Consider the cantilever truss shown in Fig.15.11. The truss is provided with a hinged support at A and a roller support at E. The roller base at E being vertical the reaction at E is horizontal. Hence there will be no vertical reaction at E.

Fig.15.11

Taking moments about A.

H_e × 4 = (60 + 40) 3 + (30 × 6)

H_e = 120 KN  →       

Total applied vertical force = 60 + 40 +30 = 130 KN ↓

Therefore, vertical reaction at A = V_a = 130 KN ↑

Resolving the forces horizontally, we get

H_a = 120 KN ←  

Thus the reaction at A consists of a vertical component Va = 130 KN ↑   and a horizontal component

H_a = 120 KN ←

Now consider the truss shown in Fig.15.12 provided with a hinged support at A and a roller support at G. The roller base at G is horizontal and hence the reaction at G is entirely vertical.

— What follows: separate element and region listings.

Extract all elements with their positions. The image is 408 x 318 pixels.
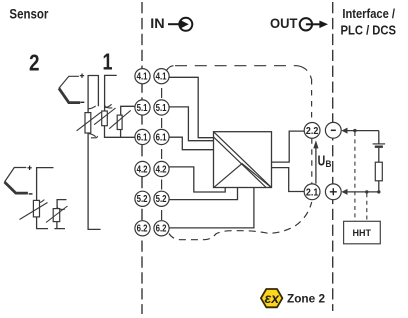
wire 6.2 to amplifier bottom [169,188,254,228]
terminal circle 4.1 right [154,69,169,84]
thermocouple sensor 2 [5,168,27,183]
supply vertical bottom [378,181,380,192]
wire minus circle to supply [346,130,379,132]
terminal circle 6.2 right [154,221,169,236]
svg-text:B: B [326,159,332,170]
jumper arc R2 top sensor 1 [105,105,113,108]
load resistor [375,162,382,181]
terminal circle 5.1 left [135,100,150,115]
terminal circle 2.2 [304,122,320,138]
svg-text:Interface /: Interface / [342,6,395,21]
svg-text:6.1: 6.1 [137,132,148,143]
svg-text:OUT: OUT [270,15,298,31]
wire 5.2 to amplifier bottom [169,188,237,200]
svg-text:PLC / DCS: PLC / DCS [341,23,397,38]
svg-text:6.2: 6.2 [156,224,167,235]
wire 4.1 to amplifier [169,77,213,137]
resistor R1 sensor 2 diagonal [20,203,48,220]
minus sign sensor 2 [29,193,33,195]
amplifier triangle [214,164,271,188]
svg-text:2.1: 2.1 [306,186,319,198]
amplifier isolation diagonal 2 [214,137,267,188]
long wire R1 sensor1 down [88,133,101,229]
output plus circle [325,184,341,200]
jumper arc R1 top sensor 2 [37,200,45,204]
svg-text:6.2: 6.2 [137,224,148,235]
terminal circle 4.2 left [135,161,150,176]
resistor R1 sensor 1 [85,113,91,133]
svg-text:Zone 2: Zone 2 [287,294,325,306]
device dashed outline right edge between 2.2 and 2.1 [311,138,313,184]
plus sign sensor 1 [80,74,84,78]
resistor R2 sensor 2 [53,209,60,222]
device dashed outline left edge [161,88,163,98]
amplifier U1 square [214,132,272,188]
device dashed outline right edge above 2.2 [311,79,313,123]
resistor R1 diagonal [77,112,101,131]
hook segment R1 bottom sensor 1 [91,136,98,138]
svg-text:U: U [318,153,326,169]
device dashed outline bottom curve [169,202,312,240]
device dashed outline top edge [175,65,298,67]
terminal circle 2.1 [304,184,320,200]
jumper arc R1 top sensor 1 [88,106,95,109]
OUT circle [300,18,312,30]
OUT arrowhead [319,21,328,29]
resistor R2 diagonal [94,108,116,125]
svg-text:2.2: 2.2 [306,125,319,137]
terminal circle 5.2 left [135,191,150,206]
terminal circle 6.1 right [154,129,169,144]
junction dot bottom left [365,190,368,193]
svg-text:1: 1 [103,49,113,75]
wire R3 top to 5.1 [121,106,135,115]
IN arrowhead [180,20,188,28]
terminal circle 6.2 left [135,221,150,236]
dashed drop to HHT right [366,193,368,221]
bracket wire gamma-1 sensor 2 [37,168,54,201]
HHT box [344,221,381,244]
wire 4.2 to amplifier bottom [169,167,225,192]
jumper arc R2 top sensor 2 [57,207,64,210]
wire plus circle to supply [346,191,379,193]
bracket wire gamma-1 sensor 1 [88,76,98,113]
junction dot top [353,129,356,132]
wire 5.1 to amplifier [169,107,213,141]
OUT arrow line [306,23,320,25]
plus sign sensor 2 [27,166,31,170]
arrowhead into plus [341,189,347,195]
svg-text:Sensor: Sensor [9,6,49,21]
bracket wire gamma-2 sensor 1 [105,75,117,111]
jumper arc R2 top rising sensor 1 [105,104,112,107]
svg-text:5.2: 5.2 [137,194,148,205]
resistor R2 sensor 1 [102,111,108,126]
U_B arrow [315,148,317,184]
wire R1 sensor 2 bottom [37,217,48,229]
resistor R3 diagonal [109,110,131,128]
corner wire R2 top sensor 2 [57,200,66,209]
zone separation dashed line right [332,2,334,311]
svg-text:εx: εx [265,290,281,306]
supply right vertical top [378,131,380,144]
terminal circle 6.1 left [135,129,150,144]
IN circle [179,18,192,31]
svg-text:2: 2 [29,50,40,76]
terminal circle 4.1 left [135,69,150,84]
svg-text:5.1: 5.1 [137,103,148,114]
terminal circle 5.1 right [154,100,169,115]
battery plate short [375,145,383,147]
wire amplifier out lower to 2.1 [272,168,305,192]
output minus circle [325,122,341,138]
wire R2 sensor 2 bottom [54,222,65,229]
jumper arc R1 bottom sensor 1 [88,134,95,137]
device dashed outline top-left arc at 4.1 [167,66,174,71]
svg-text:4.1: 4.1 [137,72,148,83]
svg-text:IN: IN [150,15,164,31]
junction dot bottom right [377,190,380,193]
amplifier isolation diagonal 1 [214,132,272,188]
svg-text:5.2: 5.2 [156,194,167,205]
supply vertical to resistor [378,148,380,162]
terminal circle 5.2 right [154,191,169,206]
Ex logo [261,289,283,307]
svg-text:4.2: 4.2 [137,164,148,175]
device dashed outline top-right corner arc [298,66,312,79]
svg-text:HHT: HHT [353,228,372,238]
resistor R1 sensor 2 [33,200,39,217]
dashed drop to HHT left [354,132,356,221]
arrowhead into minus [341,128,347,134]
wire R2 R3 bottoms to 6.1 [105,126,135,138]
svg-text:6.1: 6.1 [156,132,167,143]
svg-text:4.2: 4.2 [156,164,167,175]
svg-text:5.1: 5.1 [156,103,167,114]
wire amplifier out upper to 2.2 [272,131,305,162]
resistor R3 sensor 1 [117,115,122,129]
zone separation dashed line left [141,2,143,314]
battery plate long [373,143,386,145]
thermocouple sensor 1 [59,76,79,88]
IN arrow line [168,23,181,25]
svg-text:4.1: 4.1 [156,72,167,83]
terminal circle 4.2 right [154,161,169,176]
minus sign sensor 1 [81,101,85,103]
wire 6.1 to amplifier [169,137,213,150]
resistor R2 sensor 2 diagonal [46,206,68,223]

There will be no horizontal reaction at G.

Taking moments about A

V_g× 8 = ( 20 × 3) + ( 30 × 2) + ( 40 × 4) + ( 60 × 6)

Therefore,   V_g = 80 KN ↑

 

Fig.15.12

Total applied vertical force = 30 + 40 + 60 = 130 KN ↓

Therefore, vertical reaction at A = V_a = 130 – 80 = 50 KN ↑

Total applied horizontal force = 20 KN →

Therefore, Horizontal reaction at A = H_a = 20 KN ←

 

To determine which member of a truss do not carry forces

In a truss carrying a load system some members may not carry forces. Such members can be identified by using the following principles.

(a) A single force cannot form a system in equilibrium. Means if there is only one force acting at a joint, then for the equilibrium of the joint, this force will be equal to zero as shown in Fig. 15.13.

P = 0

Fig.15.13

 (b) If two forces act at a joint, then for the equilibrium of the joint these two forces should act along the same straight line. The two forces will be equal and opposite. If these two forces are not along the same line. Then for equilibrium of the joint each force equals to zero as shown in Fig. 15.14.

P = 0 and Q = 0

Fig.15.14

(c) If three forces act at a joint and two of them are along the same straight line, then for the equilibrium of the joint, the third force should be equal to zero as shown in Fig. 15.15.

R = 0

Fig. 15.15

For example, in the truss shown in Fig. 15.16

Fig. 15.16

 

Consider the joint H. Forces at this joint are

P_ha in the member HA.

P_hg in the member HG.

P_hb in the member HB.

Since P_ha and P_hg are in the same straight line, P_hb = 0. Similarly, P_cg = 0 and P_fd = 0.

 Assumptions in truss analysis

Trusses are analyzed based on the following assumptions:

(i) Each member of the truss is connected at its end by frictionless pins.

(ii) The truss is loaded as well as supported only at its joints.

(iii) The forces in the members of the truss are axial.

(iv) The self-weight of the members is neglected.

 

• These assumptions only lead to idealization of a truss.

• In reality the steel trusses are not exactly pin-jointed. They are fabricated by riveting, bolting or welding the ends of the members to gusset plates.

• The truss joints are semi-rigid in reality and can transmit moments unlike frictionless pinned joints.

• In many situations the loads are not applied exactly at the joints.

• It should be remember that in an actual truss the centroidal axes of the members are not really concurrent at a joint thus inducing bending moments in the member.